この記事は2026年7月31日に「きんざいOnline:週刊金融財政事情」で公開された「用語が独り歩きする「ビハインド・ザ・カーブ」」を一部編集し、転載したものです。
長期金利が上昇するなか、報道等ではその理由として、しばしば「ビハインド・ザ・カーブ」への懸念が挙げられている。この言葉は、日本銀行の利上げが遅れることにより、将来のインフレが加速し、最終的に大幅な利上げに迫られる状態を指す。これは、足元の金利上昇の説明として妥当なのだろうか。
図表は、2026年度の国債イールドカーブの変化を示したものだ。これによると、5年以下程度の中期金利の上昇幅が小さく、10年以上の長期・超長期金利の上昇幅が大きいことが分かる。一見すると、目先の利上げが不十分(=中期金利の上昇幅が限定的)な結果、「将来」のインフレが加速(=長期以上の金利が上昇)することを織り込んでおり、ビハインド・ザ・カーブ・シナリオと整合的であるようにも見える。
一方で、このシナリオが実現する時の「時間軸」で考えると、話は変わってくる。目先の利上げが不十分な結果、将来インフレが加速するとしても、そのタイミングはせいぜい数年先だろう。それならば、2年以下のごく短い金利はまだしも、3~5年程度の金利はむしろ大きく上昇するはずである。もちろん、それが基調的なインフレに波及するのであれば、長期金利「も」上昇することは理に適う。しかし、その場合でも中期主導の金利上昇に長期以上が追随するかたちになるはずであり、足元の動きとは整合しない。

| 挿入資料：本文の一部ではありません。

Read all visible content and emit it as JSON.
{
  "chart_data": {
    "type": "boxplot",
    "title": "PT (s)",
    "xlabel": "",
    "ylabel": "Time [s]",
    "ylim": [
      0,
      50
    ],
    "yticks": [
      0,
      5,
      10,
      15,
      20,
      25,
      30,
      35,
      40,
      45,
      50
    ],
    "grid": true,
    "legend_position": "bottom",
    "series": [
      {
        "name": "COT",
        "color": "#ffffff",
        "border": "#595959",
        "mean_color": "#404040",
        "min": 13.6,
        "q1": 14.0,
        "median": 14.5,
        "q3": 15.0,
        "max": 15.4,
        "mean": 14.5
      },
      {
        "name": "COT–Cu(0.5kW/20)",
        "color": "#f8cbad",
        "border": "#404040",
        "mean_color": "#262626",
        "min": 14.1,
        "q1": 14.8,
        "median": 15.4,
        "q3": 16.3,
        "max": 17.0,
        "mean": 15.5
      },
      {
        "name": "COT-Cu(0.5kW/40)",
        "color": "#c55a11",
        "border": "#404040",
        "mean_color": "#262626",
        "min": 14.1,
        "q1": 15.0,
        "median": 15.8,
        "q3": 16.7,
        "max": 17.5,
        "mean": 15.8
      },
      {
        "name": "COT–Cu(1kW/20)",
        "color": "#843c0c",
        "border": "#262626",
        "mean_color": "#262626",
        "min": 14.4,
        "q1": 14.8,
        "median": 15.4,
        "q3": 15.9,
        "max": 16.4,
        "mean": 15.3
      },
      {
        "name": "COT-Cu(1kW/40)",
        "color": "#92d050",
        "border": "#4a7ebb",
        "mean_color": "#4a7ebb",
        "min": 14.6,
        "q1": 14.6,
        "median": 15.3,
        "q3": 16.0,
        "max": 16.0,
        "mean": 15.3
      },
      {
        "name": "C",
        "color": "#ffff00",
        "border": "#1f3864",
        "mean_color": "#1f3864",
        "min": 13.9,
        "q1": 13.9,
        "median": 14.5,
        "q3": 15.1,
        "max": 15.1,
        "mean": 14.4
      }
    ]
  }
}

また別の論点として、そもそも利上げの遅れのせいで、長期の平均インフレ(≒基調的インフレ)が上振れるという事態は容易には発生しない。足元で生じているエネルギー高のように、供給ショックインフレが基調的なインフレに波及した例として、1970年代の第1次オイルショックがよく引き合いに出される。当時、日銀は第4次中東戦争勃発直後に政策金利を9%に引き上げており、金融環境は相応に引き締め的だったにもかかわらず、基調的なインフレは加速した。
この時、供給ショックインフレに対して労働者側が生活防衛のための賃上げ要求を強め、企業がそれに応じたことが基調インフレ加速の主因だった。それ故、利上げによる景気抑制が有効打にはならなかった。このように、基調インフレの加速に対して利上げが必ずしも有効でなければ、逆に「利上げが不十分なせいで」基調インフレが加速する事態も、容易には発生しないはずである。
以上を考慮すると、足元の長期金利上昇とビハインド・ザ・カーブへの懸念は整合せず、用語が独り歩きしている印象が強い。足元の金利上昇は、高市早苗政権下での財政拡張懸念や潜在成長率上昇観測がくすぶるなか、金利格差の縮小を想定して組んでいた投資ポジションを解消する動き(フラットナーのアンワインド)や、保有国債のデュレーション短期化などのポジション調整により生じたものだろう。